Doha Bank has completed a $150 million digital bond that was settled instantly on Euroclear’s distributed ledger infrastructure, highlighting how regulated DLT systems, not public blockchains, are becoming the preferred avenues for tokenized institutional debt.
The Qatari lender listed its digital bonds on the London Stock Exchange’s International Securities Market, achieving same-day settlement via Euroclear’s digital financial market infrastructure, a licensed DLT platform operated by a central securities depository.
Standard Chartered was the sole global coordinator and arranger of the transaction, leading the structuring, execution and distribution of the Bank of Doha’s $150 million digital bond.
A growing number of banks and regulators in the Middle East and Asia are adopting licensed distributed ledger technology (DLT) platforms for digital bond issuance to ensure regulatory oversight. Meanwhile, selective use cases, such as DBS’s tokenized structured notes on Ethereum, show that public blockchains are also deployed where investor access, programmability and market design make openness viable.
“The Bank of Doha’s first digital bond issuance highlights the tangible, real-world efficiencies that cutting-edge digital infrastructure brings to capital markets, as well as our clients’ growing appetite for this next-generation capability and execution,” Salman Ansari, the bank’s global head of capital markets, said in a statement.
Designed for regulated markets
Unlike public blockchains, which are open networks, Euroclear’s DLT is designed for regulated capital markets, providing controlled access, legal finality and integration with existing custody and settlement systems.
This structure allows issuers to benefit from the efficiencies of tokenization, such as T+0 settlement and automated recordkeeping, while remaining compatible with international market standards and the requirements of institutional investors.

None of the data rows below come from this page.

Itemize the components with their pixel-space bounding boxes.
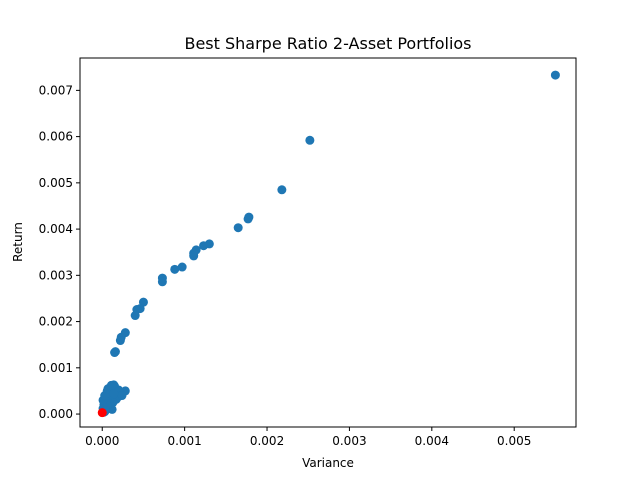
plot-frame [79, 57, 577, 428]
x-tick-label: 0.003 [332, 434, 366, 448]
data-point [157, 277, 167, 287]
x-axis-ticks: 0.000 0.001 0.002 0.003 0.004 0.005 [85, 427, 531, 448]
highlight-point [97, 408, 107, 418]
y-axis-label: Return [11, 222, 25, 262]
y-tick-label: 0.001 [39, 361, 73, 375]
data-markers [97, 70, 560, 418]
data-point [277, 185, 287, 195]
y-tick-label: 0.004 [39, 222, 73, 236]
x-tick-label: 0.004 [415, 434, 449, 448]
y-tick-label: 0.002 [39, 315, 73, 329]
y-tick-label: 0.007 [39, 83, 73, 97]
x-tick-label: 0.001 [167, 434, 201, 448]
chart-title: Best Sharpe Ratio 2-Asset Portfolios [184, 34, 471, 53]
data-point [117, 391, 127, 401]
data-point [189, 251, 199, 261]
data-point [115, 336, 125, 346]
x-tick-label: 0.005 [497, 434, 531, 448]
data-point [550, 70, 560, 80]
data-point [100, 391, 110, 401]
x-axis-label: Variance [302, 456, 354, 470]
y-tick-label: 0.005 [39, 176, 73, 190]
data-point [109, 389, 119, 399]
y-tick-label: 0.000 [39, 407, 73, 421]
data-point [170, 264, 180, 274]
data-point [130, 311, 140, 321]
data-point [177, 262, 187, 272]
x-tick-label: 0.000 [85, 434, 119, 448]
data-point [233, 223, 243, 233]
data-point [243, 214, 253, 224]
data-point [110, 348, 120, 358]
data-point [305, 135, 315, 145]
data-point [106, 380, 116, 390]
data-point [199, 241, 209, 251]
y-tick-label: 0.006 [39, 130, 73, 144]
y-axis-ticks: 0.000 0.001 0.002 0.003 0.004 0.005 0.006 0.007 [39, 83, 80, 421]
y-tick-label: 0.003 [39, 268, 73, 282]
x-tick-label: 0.002 [250, 434, 284, 448]
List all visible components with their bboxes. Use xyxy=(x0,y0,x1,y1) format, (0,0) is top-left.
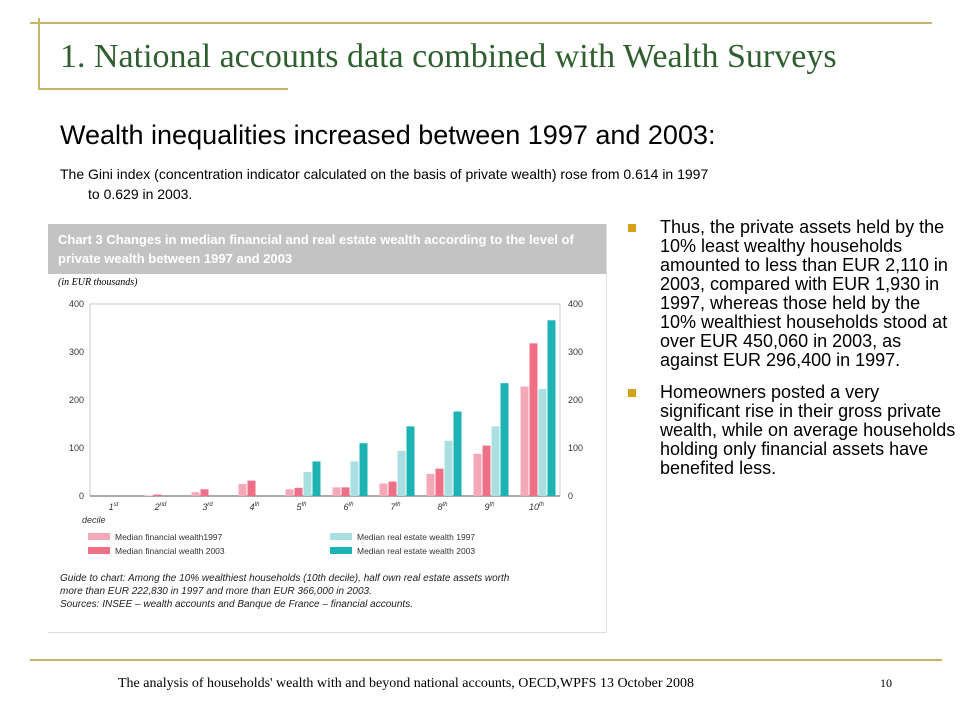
chart-sources: Sources: INSEE – wealth accounts and Ban… xyxy=(60,599,413,610)
x-tick-label: 3rd xyxy=(202,502,213,512)
x-tick-label: 8th xyxy=(437,502,448,512)
bar xyxy=(341,487,350,496)
bar xyxy=(294,487,303,496)
bar xyxy=(491,426,500,496)
bar xyxy=(379,483,388,496)
bullet-item: Thus, the private assets held by the 10%… xyxy=(628,218,958,370)
legend-swatch xyxy=(88,547,110,554)
bar xyxy=(312,461,321,496)
bar xyxy=(350,461,359,496)
y-tick-label-right: 0 xyxy=(568,491,573,501)
bar-chart: 0 0 100 100 200 200 300 300 400 400 1st 2nd 3rd 4th 5t… xyxy=(60,299,583,610)
bar xyxy=(238,484,247,496)
bar xyxy=(200,489,209,496)
bar xyxy=(397,450,406,496)
bar xyxy=(435,468,444,496)
y-tick-label-left: 400 xyxy=(69,299,84,309)
footer-text: The analysis of households' wealth with … xyxy=(118,676,695,691)
bar xyxy=(538,388,547,496)
chart-image: Chart 3 Changes in median financial and … xyxy=(48,224,607,633)
bullet-text: Thus, the private assets held by the 10%… xyxy=(660,217,948,370)
x-tick-label: 10th xyxy=(529,502,545,512)
x-tick-label: 6th xyxy=(343,502,354,512)
bar xyxy=(482,445,491,496)
x-tick-label: 2nd xyxy=(154,502,167,512)
legend-swatch xyxy=(330,533,352,540)
bar xyxy=(473,453,482,496)
y-tick-label-right: 400 xyxy=(568,299,583,309)
page-number: 10 xyxy=(880,676,892,690)
bar xyxy=(520,386,529,496)
legend-label: Median financial wealth 2003 xyxy=(115,546,225,556)
title-underline xyxy=(38,88,288,90)
x-tick-label: 9th xyxy=(484,502,495,512)
y-tick-label-right: 300 xyxy=(568,347,583,357)
slide-subtitle: Wealth inequalities increased between 19… xyxy=(60,120,716,150)
bar xyxy=(426,473,435,496)
bullet-square-icon xyxy=(628,224,636,232)
bar xyxy=(444,440,453,496)
x-axis-label: decile xyxy=(82,515,106,525)
legend-label: Median financial wealth1997 xyxy=(115,532,223,542)
bullet-item: Homeowners posted a very significant ris… xyxy=(628,383,958,478)
chart-header: Chart 3 Changes in median financial and … xyxy=(48,224,606,274)
gini-paragraph: The Gini index (concentration indicator … xyxy=(60,164,930,204)
gini-line-1: The Gini index (concentration indicator … xyxy=(60,166,709,182)
bar xyxy=(500,383,509,496)
bar xyxy=(453,411,462,496)
legend-swatch xyxy=(88,533,110,540)
chart-guide: Guide to chart: Among the 10% wealthiest… xyxy=(60,573,510,597)
chart-title: Chart 3 Changes in median financial and … xyxy=(58,232,574,266)
x-tick-label: 1st xyxy=(109,502,119,512)
x-tick-label: 7th xyxy=(390,502,401,512)
y-tick-label-left: 0 xyxy=(79,491,84,501)
bar xyxy=(547,320,556,496)
bar xyxy=(191,492,200,496)
bar xyxy=(303,472,312,496)
bar xyxy=(332,487,341,496)
slide-title: 1. National accounts data combined with … xyxy=(60,38,837,75)
top-rule xyxy=(30,22,932,24)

“This transaction demonstrates that same-day execution and settlement is possible through a neutral, regulated DLT infrastructure that aligns with established market standards – reducing friction and delays while maintaining the level of assurance expected by issuers and investors,” said Sébastien Danloy, Chief Commercial Officer at Euroclear.
The transaction is part of a broader regional initiative to modernize capital markets infrastructure rather than creating parallel crypto-native systems.
Orion, developed by HSBC, has been used for sovereign and corporate digital bonds in Hong Kong, mainland China and the Middle East, and is designed to integrate directly with existing post-trade infrastructures such as Euroclear, Clearstream and Hong Kong’s Central Moneymarkets Unit.
This interoperability allows issuers to achieve faster settlement and on-chain recordkeeping while keeping custody, listing and investor access anchored in familiar market structures.
Onyx, now marketed under JPMorgan’s Kinexys brand, plays a similar role for bank-issued debt securities and commercial paper, enabling end-to-end issuance and near-instant settlement using tokenized cash.
Standard Chartered said the deal reflected growing customer demand for digital issuance.
Together, the deal adds to a growing number of digital bond issuances in the Middle East and Asia, where banks and regulators are gradually moving tokenization from pilot projects to real markets by integrating DLT into existing capital markets infrastructure rather than reinventing it.